Just two months later, Campton Township Open Space Plan came to a much better solution that with the Art Gustafson Family's cooperation, Campton was able to buy the 6.5 acres that included the 1890s brick Whitney house and outbuildings. Located adjacent to the historic hamlet of Wasco, it further preserves a community that Campton residents so highly value. A Garfield Farm Museum Historic Preservation Award is given to Campton Township and the Art Gustafson family will be recognized with a Cooperator for Campton's Conservation Award.

Wasco, the historic center of the village of Campton Hills, also benefited from the cooperation of the family of late Leonard and Adele Hawkins who sold their 60 acres at the west side of Wasco to the Kane County Forest Preserve in 2019. Just this year, at the northeast edge of Campton Hills, the family of the late Aubrey Neville, are selling 50 acres adjoining existing Kane County Forest Preserve property. Neville had planted prairie on part of the property that includes woods along Stoney Creek. Both families will receive Garfield Farm Museum Cooperators of Conservation Awards.

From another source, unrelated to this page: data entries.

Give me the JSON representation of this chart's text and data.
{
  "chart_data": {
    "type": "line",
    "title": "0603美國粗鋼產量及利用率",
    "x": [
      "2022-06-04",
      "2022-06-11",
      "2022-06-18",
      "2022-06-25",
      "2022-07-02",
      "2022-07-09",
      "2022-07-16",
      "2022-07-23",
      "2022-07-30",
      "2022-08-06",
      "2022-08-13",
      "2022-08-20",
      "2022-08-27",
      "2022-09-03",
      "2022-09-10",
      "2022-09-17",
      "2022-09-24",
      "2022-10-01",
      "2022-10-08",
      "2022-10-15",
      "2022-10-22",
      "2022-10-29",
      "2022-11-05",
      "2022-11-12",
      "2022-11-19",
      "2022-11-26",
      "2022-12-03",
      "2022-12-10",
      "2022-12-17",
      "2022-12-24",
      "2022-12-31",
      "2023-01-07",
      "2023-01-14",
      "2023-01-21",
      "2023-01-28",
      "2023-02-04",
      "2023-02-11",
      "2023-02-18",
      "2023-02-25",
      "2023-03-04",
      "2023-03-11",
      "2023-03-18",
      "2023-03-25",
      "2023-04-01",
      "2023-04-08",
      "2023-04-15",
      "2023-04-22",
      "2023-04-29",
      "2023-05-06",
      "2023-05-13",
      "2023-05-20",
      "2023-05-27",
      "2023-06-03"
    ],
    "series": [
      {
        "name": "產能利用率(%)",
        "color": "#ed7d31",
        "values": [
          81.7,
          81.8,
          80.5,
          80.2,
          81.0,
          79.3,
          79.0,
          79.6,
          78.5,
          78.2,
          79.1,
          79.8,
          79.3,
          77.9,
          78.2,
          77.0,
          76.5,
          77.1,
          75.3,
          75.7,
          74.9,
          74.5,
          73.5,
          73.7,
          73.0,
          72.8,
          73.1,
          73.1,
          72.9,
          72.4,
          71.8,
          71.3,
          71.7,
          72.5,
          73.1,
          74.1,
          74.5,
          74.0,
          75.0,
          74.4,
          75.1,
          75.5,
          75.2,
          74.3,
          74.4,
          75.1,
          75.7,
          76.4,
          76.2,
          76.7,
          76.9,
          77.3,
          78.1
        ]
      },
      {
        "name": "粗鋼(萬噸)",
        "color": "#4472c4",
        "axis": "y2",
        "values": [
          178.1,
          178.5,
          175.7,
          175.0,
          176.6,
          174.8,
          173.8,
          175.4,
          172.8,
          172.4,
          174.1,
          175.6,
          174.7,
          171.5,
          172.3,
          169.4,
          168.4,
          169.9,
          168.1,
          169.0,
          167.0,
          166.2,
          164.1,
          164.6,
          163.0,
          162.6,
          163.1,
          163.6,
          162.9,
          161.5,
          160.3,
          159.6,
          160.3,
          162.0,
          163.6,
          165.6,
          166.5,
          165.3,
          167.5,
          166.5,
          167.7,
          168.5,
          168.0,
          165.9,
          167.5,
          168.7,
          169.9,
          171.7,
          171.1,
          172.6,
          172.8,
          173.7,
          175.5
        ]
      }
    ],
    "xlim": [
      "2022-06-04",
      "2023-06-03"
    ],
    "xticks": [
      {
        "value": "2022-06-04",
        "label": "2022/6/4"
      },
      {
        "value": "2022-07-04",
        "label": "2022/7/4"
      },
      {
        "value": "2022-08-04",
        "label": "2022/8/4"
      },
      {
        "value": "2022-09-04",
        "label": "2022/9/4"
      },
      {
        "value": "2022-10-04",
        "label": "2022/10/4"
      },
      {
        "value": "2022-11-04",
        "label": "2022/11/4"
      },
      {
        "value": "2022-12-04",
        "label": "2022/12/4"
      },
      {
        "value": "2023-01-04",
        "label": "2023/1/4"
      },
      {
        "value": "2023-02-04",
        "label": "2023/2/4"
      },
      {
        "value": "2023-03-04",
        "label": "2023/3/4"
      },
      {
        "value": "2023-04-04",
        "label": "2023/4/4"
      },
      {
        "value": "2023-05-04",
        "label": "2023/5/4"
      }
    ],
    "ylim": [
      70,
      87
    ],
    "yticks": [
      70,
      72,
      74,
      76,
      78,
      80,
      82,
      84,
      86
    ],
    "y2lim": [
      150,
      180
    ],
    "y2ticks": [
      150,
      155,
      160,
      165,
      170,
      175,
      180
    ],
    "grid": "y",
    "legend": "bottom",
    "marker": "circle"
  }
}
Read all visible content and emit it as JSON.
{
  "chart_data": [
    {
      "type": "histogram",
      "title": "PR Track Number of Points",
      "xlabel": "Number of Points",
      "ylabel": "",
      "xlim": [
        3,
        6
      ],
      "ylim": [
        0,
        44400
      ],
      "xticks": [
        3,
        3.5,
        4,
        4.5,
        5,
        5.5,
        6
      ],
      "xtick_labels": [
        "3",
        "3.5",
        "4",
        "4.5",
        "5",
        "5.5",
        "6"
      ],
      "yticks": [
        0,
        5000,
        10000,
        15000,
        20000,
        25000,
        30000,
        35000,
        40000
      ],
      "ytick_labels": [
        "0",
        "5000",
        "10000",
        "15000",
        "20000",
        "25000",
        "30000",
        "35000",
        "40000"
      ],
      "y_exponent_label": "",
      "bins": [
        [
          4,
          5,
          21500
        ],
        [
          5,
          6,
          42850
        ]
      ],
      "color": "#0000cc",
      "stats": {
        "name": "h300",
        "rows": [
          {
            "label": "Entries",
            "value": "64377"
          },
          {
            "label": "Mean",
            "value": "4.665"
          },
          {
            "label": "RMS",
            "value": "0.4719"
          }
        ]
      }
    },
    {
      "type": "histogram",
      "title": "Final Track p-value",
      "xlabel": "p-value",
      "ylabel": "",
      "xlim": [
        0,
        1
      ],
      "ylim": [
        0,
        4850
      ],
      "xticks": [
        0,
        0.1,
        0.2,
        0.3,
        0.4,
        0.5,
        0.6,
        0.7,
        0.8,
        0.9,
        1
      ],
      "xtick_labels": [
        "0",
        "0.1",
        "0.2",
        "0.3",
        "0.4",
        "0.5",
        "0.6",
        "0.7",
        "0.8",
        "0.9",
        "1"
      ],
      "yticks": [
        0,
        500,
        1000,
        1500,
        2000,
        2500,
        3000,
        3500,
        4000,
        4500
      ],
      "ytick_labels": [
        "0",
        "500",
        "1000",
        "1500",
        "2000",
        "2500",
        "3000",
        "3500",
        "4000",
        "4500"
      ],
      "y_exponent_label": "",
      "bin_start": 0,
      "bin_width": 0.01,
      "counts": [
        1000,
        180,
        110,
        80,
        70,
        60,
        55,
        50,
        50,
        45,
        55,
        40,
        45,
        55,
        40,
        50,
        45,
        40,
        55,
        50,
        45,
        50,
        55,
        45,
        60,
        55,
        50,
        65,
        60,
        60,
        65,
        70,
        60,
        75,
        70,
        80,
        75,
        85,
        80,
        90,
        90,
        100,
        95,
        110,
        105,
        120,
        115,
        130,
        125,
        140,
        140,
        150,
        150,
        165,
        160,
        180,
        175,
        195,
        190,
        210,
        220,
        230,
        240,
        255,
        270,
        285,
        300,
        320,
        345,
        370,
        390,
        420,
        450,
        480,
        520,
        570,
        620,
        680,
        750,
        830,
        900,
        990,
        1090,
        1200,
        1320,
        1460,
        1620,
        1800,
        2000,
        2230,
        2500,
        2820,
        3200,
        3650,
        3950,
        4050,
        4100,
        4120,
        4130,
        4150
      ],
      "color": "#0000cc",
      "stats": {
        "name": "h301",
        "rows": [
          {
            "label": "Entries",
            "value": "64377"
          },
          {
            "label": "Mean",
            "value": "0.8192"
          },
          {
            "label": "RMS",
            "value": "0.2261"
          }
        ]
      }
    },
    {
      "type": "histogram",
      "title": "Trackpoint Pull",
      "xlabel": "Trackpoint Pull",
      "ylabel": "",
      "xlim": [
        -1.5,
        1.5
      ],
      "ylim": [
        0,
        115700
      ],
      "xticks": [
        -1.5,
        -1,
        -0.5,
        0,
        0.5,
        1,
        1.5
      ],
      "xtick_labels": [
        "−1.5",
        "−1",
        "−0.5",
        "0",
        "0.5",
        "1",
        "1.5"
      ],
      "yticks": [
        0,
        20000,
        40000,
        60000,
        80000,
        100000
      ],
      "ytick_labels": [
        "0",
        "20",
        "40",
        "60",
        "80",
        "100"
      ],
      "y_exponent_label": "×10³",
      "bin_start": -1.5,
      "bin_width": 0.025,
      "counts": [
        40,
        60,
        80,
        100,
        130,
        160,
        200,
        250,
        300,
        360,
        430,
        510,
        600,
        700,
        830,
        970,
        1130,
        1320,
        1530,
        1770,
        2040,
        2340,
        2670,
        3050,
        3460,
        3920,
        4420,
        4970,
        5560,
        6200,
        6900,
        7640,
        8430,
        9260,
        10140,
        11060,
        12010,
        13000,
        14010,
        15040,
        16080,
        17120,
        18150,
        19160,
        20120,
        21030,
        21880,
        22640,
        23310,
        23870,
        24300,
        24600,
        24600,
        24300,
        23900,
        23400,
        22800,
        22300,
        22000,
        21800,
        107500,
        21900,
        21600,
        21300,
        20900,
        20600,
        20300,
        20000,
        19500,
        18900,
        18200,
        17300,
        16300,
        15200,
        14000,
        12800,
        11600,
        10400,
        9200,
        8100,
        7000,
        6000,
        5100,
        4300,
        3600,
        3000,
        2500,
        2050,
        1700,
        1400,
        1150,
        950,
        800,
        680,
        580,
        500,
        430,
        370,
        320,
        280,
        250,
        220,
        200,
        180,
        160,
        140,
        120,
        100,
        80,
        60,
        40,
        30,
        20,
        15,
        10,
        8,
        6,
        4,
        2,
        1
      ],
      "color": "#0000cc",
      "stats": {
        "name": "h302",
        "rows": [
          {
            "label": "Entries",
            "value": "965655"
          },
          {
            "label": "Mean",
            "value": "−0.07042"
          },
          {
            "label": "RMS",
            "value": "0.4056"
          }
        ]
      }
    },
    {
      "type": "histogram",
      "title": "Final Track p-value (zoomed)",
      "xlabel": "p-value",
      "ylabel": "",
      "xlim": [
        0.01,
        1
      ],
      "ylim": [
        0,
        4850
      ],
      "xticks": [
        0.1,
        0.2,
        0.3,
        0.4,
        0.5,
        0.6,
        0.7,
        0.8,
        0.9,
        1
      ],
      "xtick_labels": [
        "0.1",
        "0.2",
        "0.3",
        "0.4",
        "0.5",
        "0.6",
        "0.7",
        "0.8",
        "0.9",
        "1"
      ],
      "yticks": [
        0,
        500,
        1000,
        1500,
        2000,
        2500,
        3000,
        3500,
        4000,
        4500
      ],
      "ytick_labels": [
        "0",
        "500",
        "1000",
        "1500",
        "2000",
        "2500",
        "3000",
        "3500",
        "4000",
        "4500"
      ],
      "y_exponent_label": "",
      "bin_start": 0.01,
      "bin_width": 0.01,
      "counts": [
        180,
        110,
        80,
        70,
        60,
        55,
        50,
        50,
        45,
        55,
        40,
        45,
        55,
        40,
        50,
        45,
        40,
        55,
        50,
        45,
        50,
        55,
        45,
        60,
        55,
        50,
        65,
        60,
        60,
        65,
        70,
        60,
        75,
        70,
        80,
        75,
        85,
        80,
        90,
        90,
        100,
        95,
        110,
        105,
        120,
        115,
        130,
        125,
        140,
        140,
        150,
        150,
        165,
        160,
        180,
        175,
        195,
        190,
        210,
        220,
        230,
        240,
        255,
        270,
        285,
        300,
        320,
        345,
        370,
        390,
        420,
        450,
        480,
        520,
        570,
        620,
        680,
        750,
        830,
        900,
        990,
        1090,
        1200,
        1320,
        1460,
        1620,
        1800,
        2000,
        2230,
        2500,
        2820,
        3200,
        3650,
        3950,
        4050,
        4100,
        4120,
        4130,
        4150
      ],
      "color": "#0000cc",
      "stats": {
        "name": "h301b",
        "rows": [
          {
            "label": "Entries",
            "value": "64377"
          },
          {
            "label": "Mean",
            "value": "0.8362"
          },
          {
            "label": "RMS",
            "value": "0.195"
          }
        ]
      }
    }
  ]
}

The Garfield Farm Museum Awards were established in 1989 to recognize other entities that share at least one of the three inseparable themes of the museum: history, farming and nature. Making people aware of others' efforts encourages more people to participate in preserving this country's strengths in their own backyard.


The museum's awards are held at the former Oak Lawn Farm, one of the world's largest draft horse breeding facilities in the world in the late 1800s. It survives in part as the Dunham Woods Riding Club that consists of 40 acres, several historic barns, and the late 1830s Solomon Dunham farmhouse converted to a clubhouse.

The historic Dunham farm setting is the perfect venue for museum's awards evening as the late Jane Dunham was a very generous supporter of Garfield Farm.

After the awards, a review of the progress toward the 2027 50th Anniversary $4 million Bucket List goal to complete museum facilities will be given.

May 12 is also the 46th anniversary of the museum's establishment of the nonprofit operating organization, Garfield Heritage Society. Evelyn S. Johnson of Campton Hills, Jane B. Sindt of Naperville, George Keyser of St. Charles and Linda Chapin of Campton Hills were the founding board members.

Garfield Farm Museum is located on Garfield Road, off Route 38, 5 miles west of Geneva. Garfield Farm is a former historically intact 1840s Illinois prairie farmstead and teamster inn that is being restored as a working 1840s farm.